Radar devices of the kind for scanning the frontal direction of a vehicle with laser light or the like to determine the presence or absence of an object and to measure its distance and direction have been known. Such devices are likely to erroneously detect an object due to its faulty attachment to the vehicle or the slope of the detection area caused by the condition of the load on the vehicle.

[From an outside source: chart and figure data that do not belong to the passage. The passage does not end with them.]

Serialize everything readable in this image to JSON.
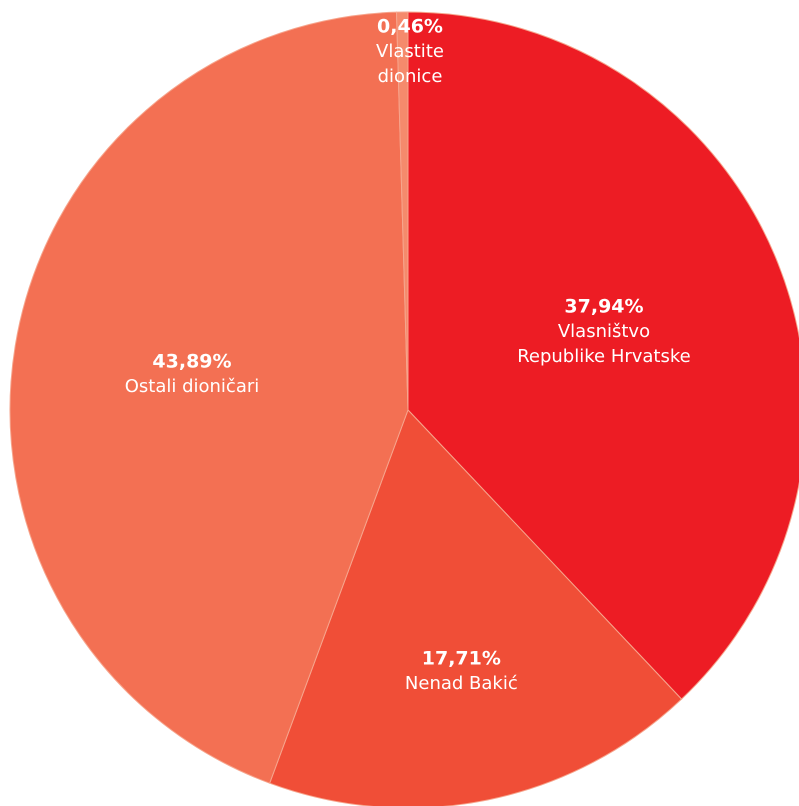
{
  "chart_data": {
    "type": "pie",
    "title": "",
    "slices": [
      {
        "value_label": "37,94%",
        "value": 37.94,
        "label_lines": [
          "Vlasništvo",
          "Republike Hrvatske"
        ],
        "color": "#ed1c24"
      },
      {
        "value_label": "17,71%",
        "value": 17.71,
        "label_lines": [
          "Nenad Bakić"
        ],
        "color": "#f04e37"
      },
      {
        "value_label": "43,89%",
        "value": 43.89,
        "label_lines": [
          "Ostali dioničari"
        ],
        "color": "#f37053"
      },
      {
        "value_label": "0,46%",
        "value": 0.46,
        "label_lines": [
          "Vlastite",
          "dionice"
        ],
        "color": "#f58a6c"
      }
    ],
    "start": "top",
    "direction": "clockwise",
    "legend": "none"
  }
}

If the radar device makes an error in the detection of an object, this may cause an error in the vehicle control device connected on the downstream side. Such a vehicle control device may be carrying on an adaptive cruise control (ACC), controlling the vehicle to follow another vehicle traveling in front (the front-going vehicle) at a constant distance based on its position data measured by the radar device. If the radar device makes an error in detecting objects, the vehicle control device may decelerate or stop the vehicle when the erroneously detected distance to an object becomes less than a specified safety threshold distance.

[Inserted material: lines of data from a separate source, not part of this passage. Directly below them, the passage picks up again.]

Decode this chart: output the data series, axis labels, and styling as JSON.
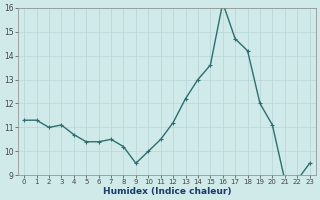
{
  "x": [
    0,
    1,
    2,
    3,
    4,
    5,
    6,
    7,
    8,
    9,
    10,
    11,
    12,
    13,
    14,
    15,
    16,
    17,
    18,
    19,
    20,
    21,
    22,
    23
  ],
  "y": [
    11.3,
    11.3,
    11.0,
    11.1,
    10.7,
    10.4,
    10.4,
    10.5,
    10.2,
    9.5,
    10.0,
    10.5,
    11.2,
    12.2,
    13.0,
    13.6,
    16.2,
    14.7,
    14.2,
    12.0,
    11.1,
    8.8,
    8.8,
    9.5
  ],
  "xlabel": "Humidex (Indice chaleur)",
  "ylim": [
    9,
    16
  ],
  "yticks": [
    9,
    10,
    11,
    12,
    13,
    14,
    15,
    16
  ],
  "xticks": [
    0,
    1,
    2,
    3,
    4,
    5,
    6,
    7,
    8,
    9,
    10,
    11,
    12,
    13,
    14,
    15,
    16,
    17,
    18,
    19,
    20,
    21,
    22,
    23
  ],
  "line_color": "#2d6e6e",
  "bg_color": "#d0eaea",
  "grid_color": "#b8d4d4",
  "markersize": 2.5,
  "linewidth": 1.0,
  "xlabel_color": "#1a3a6a",
  "xlabel_fontsize": 6.5,
  "tick_fontsize": 5.0,
  "ytick_fontsize": 5.5
}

In view of the above, Japanese Patent Publication Tokkai 2000-329853 (Reference 1) proposed a device for correcting the displacement of an optical axis based on the position of the area where the level of reflected waves becomes greater than a specified intensity and a reference direction of the scanned area. Japanese Patent Publication Tokkai 11-64489 (Reference 2) disclosed a device for calculating the displacement based on the area where the level of reflected waves becomes a maximum.
These devices, however, are adapted to make corrections while the vehicle is at rest, not while the vehicle is in motion. A device for making a correction while the vehicle is in motion is disclosed in Japanese Patent Publication Tokkai 11-142520 (Reference 3). This device is adapted to obtain a plurality of (position) data items on the front-going vehicle while it is traveling straight forward, judge its average center position (correction position) and make a correction such that the center position of the optical axis will come to coincide with this correction position.

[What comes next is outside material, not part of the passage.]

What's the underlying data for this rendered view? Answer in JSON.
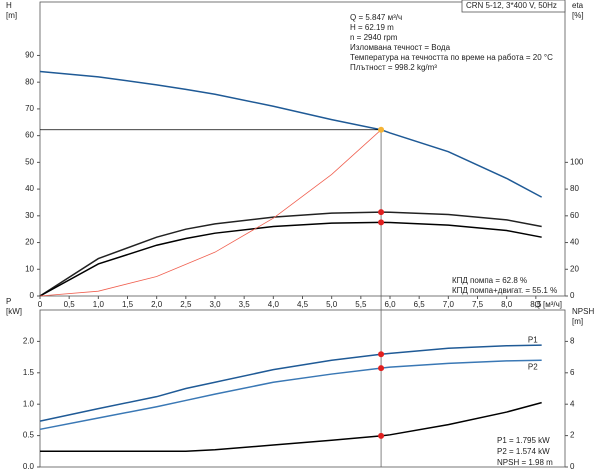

While in motion, however, the positional relationship between one's own vehicle and its front-going vehicle keeps changing, depending on the conditions of the travel. For example, the orientation of the own vehicle would change as it accelerates and decelerates and the positional relationship of the own vehicle and the front vehicle in the vertical direction would change according the change in the condition of the road surface such as its slope.
Japanese Patent Publication Tokkai 2004-125739 (Reference 4) discloses a technology of dynamically controlling the optical axis of laser light vertically in response to changes in the vertical positional relationship while in motion. According to this technology, a scan is executed vertically in a plurality of steps and a displacement in the vertical direction is corrected by calculating the quantity of correction of displacement in the vertical direction based on the relationship between the vertical direction at which the level of reflected waves is the largest and the direction of the center of the maximum range of the scan. Since a device according to this technology relaxes an instantaneous displacement of the optical axis when a gap on the road surface causes an instantaneous vertical oscillation, a filtering process is carried out by a moving average of the calculated quantities of displacement correction.
With a device according to Reference 3, a displacement of the optical axis can be corrected even while the vehicle is in motion. With a device according to Reference 4, the correction is possible even if there is a change in the positional relationship between the own vehicle and the front-going vehicle. With these devices, however, the correction of the optical axis cannot be effected quickly enough and the front-going vehicle is lost out of sight if there is a sudden change in the distance between the own vehicle and the front-going vehicle.
If the own vehicle approached the front-going vehicle, for example, the reflector plate on the front-going vehicle comes to a position with a relatively large angle of elevation with respect to the radar device on the own vehicle such that its optical axis is moved to an upward corrected direction. If the front-going vehicle has accelerated suddenly in this situation, the laser light may come to miss the front going vehicle since its optical axis is pointing upward. With a device according to Reference 4, the process of adjusting the direction of the optical axis downward will be carried out if the laser light is on the front-going vehicle but since the calculated quantity for the correction is subjected to a filtering process in order to reduce the variations in the direction of the optical axis due to instantaneous external disturbances, the correction of the optical axis becomes delayed. If the time constant of the filter is shortened, however, there arises the problem that the device may react too sensitively to the vertical vibrations of the own vehicle.